M. Guy Fischer s'étant inquiété de l'insuffisance de la prévention dans le domaine des expulsions locatives, M. Alain Régnier a souligné qu'il convenait, en amont, de développer le repérage des ménages en difficulté. Les conseils généraux ont naturellement vocation à participer à cette prévention. En aval, on constate que 30 % des places des centres d'hébergement et de réinsertion sociale sont occupées par des personnes qui devraient être en logement social.

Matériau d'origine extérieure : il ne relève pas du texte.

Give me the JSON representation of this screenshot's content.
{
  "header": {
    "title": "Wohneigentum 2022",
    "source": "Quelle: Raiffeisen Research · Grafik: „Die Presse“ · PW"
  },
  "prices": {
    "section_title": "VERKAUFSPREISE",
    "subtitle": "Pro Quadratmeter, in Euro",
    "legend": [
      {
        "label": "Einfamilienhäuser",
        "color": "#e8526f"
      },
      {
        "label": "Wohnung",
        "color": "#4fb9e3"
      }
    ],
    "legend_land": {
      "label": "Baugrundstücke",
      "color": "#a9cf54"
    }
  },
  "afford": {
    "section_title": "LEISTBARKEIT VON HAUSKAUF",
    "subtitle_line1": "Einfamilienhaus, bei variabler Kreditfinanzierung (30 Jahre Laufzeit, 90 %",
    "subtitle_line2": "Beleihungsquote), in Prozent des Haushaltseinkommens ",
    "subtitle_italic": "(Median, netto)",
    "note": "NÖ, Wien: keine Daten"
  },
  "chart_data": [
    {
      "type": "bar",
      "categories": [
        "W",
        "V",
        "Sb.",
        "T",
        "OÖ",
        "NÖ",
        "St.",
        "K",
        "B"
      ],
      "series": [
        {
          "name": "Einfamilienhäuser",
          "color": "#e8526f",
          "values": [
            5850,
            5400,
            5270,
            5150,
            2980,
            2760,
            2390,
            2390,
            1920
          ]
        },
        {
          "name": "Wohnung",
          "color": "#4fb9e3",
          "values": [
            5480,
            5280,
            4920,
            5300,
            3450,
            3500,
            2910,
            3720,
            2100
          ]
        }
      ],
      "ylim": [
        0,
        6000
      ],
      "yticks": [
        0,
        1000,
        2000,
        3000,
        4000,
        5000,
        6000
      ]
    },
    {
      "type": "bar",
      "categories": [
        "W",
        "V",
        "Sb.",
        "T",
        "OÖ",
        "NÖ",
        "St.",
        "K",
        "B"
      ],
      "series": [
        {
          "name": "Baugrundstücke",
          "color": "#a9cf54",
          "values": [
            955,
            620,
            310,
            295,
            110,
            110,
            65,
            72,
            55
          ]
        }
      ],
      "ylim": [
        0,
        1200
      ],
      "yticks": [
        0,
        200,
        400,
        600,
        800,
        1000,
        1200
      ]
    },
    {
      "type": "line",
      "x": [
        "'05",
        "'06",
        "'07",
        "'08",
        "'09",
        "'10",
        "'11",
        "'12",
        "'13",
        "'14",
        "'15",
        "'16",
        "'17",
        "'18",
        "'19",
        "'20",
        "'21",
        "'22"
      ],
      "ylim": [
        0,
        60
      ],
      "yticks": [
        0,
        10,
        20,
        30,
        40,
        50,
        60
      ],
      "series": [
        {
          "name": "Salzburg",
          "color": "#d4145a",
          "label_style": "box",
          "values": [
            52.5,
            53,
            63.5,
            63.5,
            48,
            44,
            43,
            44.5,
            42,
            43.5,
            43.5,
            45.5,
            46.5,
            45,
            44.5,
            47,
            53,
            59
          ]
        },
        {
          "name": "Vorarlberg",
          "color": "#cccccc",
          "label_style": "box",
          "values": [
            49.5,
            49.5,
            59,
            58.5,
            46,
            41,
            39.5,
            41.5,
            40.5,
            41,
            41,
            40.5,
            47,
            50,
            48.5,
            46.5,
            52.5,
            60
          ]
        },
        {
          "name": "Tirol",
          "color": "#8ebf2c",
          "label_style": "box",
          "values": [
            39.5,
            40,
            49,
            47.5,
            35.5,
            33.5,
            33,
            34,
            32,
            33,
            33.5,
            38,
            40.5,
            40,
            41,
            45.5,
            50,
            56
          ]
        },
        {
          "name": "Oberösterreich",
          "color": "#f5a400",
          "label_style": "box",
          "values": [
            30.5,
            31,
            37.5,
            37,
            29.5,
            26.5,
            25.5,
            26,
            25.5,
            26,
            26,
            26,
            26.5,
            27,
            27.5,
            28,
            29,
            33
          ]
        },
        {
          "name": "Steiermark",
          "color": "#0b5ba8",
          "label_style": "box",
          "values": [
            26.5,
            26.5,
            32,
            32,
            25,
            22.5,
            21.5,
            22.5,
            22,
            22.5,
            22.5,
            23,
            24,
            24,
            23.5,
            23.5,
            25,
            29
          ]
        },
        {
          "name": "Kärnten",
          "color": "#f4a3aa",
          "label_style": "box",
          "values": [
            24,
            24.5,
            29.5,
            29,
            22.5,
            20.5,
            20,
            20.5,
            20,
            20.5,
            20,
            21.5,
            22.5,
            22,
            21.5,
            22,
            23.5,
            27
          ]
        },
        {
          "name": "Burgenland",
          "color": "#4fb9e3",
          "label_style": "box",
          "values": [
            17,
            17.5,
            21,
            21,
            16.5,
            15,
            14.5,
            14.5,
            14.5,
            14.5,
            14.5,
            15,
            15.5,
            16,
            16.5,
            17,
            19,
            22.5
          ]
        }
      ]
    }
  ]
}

Il convient donc de tout mettre en oeuvre pour leur offrir un véritable logement, dans le cadre d'un parcours accompagné, puis, à l'instar de ce qui se fait dans d'autres pays, d'évaluer leur situation au maximum six mois après leur accès au logement.
Mme Brigitte Bout s'étant félicitée qu'EDF prévienne désormais les maires en cas d'impayés de factures, M. Alain Régnier a mis en exergue la nécessité de croiser au maximum les informations, pour aller au-devant des personnes en difficulté et les mettre au courant de leurs droits.
M. Bernard Seillier, rapporteur, ayant souhaité connaître son opinion sur la mise en place de surloyers dans les logements sociaux, M. Alain Régnier a jugé qu'une telle mesure devait être replacée dans le débat plus large sur la fluidité des parcours dans le logement social. Il ne paraît pas infondé que des personnes ayant bénéficié d'un logement social paient davantage lorsque leur revenu a augmenté de manière importante. Aux Pays-Bas, le relogement de personnes qui se retrouvent seules dans des logements trop vastes est ainsi organisé dans d'autres appartements du quartier. Cependant, il convient de veiller à ne pas provoquer parallèlement l'endettement des personnes qui choisiraient de se loger en maisons individuelles à distance des centres-villes.